Dimensional Unfolding and Controllability of Non-Linear Dynamical Systems

In linear dynamical systems, one has an elegant way to study dynamics and control using the state space formulation. However, in non-linear systems, there is no dynamics matrix to begin with. In this talk, we discuss how a system of non-linear ODEs can be dimensionally unfolded such that non-linear terms in the vector field can be re-expressed using auxiliary dynamical variables. This results in an unfolded dynamical system with only polynomial non-linearities. It turns out that this works for a large class of non-linear ODEs. For these, there exists an equivalent unfolded dynamical system with only polynomial non-linearities.
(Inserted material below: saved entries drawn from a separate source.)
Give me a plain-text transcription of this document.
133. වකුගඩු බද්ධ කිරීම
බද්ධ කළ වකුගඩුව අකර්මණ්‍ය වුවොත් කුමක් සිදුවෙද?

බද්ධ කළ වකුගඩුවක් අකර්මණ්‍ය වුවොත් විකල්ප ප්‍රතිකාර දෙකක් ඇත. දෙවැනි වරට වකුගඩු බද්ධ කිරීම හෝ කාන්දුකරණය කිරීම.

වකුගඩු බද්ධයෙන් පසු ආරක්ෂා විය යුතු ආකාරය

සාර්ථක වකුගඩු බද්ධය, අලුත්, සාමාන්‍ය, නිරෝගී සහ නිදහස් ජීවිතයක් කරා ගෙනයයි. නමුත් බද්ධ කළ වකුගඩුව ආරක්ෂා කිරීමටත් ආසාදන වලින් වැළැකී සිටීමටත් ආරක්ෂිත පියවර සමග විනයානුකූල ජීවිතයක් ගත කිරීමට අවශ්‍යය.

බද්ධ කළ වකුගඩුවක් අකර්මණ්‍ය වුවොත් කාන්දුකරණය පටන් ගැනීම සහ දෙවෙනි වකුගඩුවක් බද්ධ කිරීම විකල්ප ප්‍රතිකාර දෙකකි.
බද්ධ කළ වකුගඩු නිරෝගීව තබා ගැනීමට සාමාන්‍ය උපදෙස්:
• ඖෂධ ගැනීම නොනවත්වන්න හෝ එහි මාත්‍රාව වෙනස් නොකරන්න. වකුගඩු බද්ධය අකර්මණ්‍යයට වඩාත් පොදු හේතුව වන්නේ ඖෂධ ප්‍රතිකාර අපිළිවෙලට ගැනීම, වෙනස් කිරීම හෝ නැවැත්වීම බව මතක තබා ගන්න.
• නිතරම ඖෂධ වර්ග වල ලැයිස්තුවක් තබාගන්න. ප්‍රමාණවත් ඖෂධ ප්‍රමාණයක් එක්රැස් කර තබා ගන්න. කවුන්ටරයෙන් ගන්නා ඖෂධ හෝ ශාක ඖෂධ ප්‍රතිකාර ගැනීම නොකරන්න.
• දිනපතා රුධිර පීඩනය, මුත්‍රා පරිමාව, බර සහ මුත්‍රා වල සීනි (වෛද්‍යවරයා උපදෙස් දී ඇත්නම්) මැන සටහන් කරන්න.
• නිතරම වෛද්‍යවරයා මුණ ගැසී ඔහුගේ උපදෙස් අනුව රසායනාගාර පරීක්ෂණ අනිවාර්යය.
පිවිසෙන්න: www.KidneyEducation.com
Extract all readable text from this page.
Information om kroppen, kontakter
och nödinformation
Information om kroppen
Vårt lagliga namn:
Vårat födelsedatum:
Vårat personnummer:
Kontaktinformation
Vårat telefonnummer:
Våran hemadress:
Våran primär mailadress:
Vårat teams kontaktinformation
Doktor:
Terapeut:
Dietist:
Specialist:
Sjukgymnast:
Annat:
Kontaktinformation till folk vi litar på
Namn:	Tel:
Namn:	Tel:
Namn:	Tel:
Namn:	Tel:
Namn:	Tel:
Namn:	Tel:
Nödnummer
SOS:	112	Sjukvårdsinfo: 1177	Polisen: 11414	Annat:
Expressing generic non-linear vector fields using polynomials has some advantages. Methods of algebraic geometry can now be used to find attractors by organizing the system in Gröbner basis. More importantly, once we have a polynomial vector field, the system can straightforwardly be expressed in state space form, yielding a state-dependent dynamics matrix. Additionally, we will discuss a graphical representation of this matrix as a network with non-linear edge weights, which generalizes the usual notion of networks with dyadic edges to networks with compounded edges. A non-linear state space formulation of dynamical systems suggests a way to formalize stability and controllability criteria of non-linear dynamical systems. More specifically, with this we derive a non-linear generalization of the Kalman controllability matrix. Another consequence of expressing systems in generalized state space form is that this admits an eigenvalue flow in the spectrum of the system. This suggests a way to perform eigenvalue assignments for non-linear control. We demonstrate these applications for simple systems.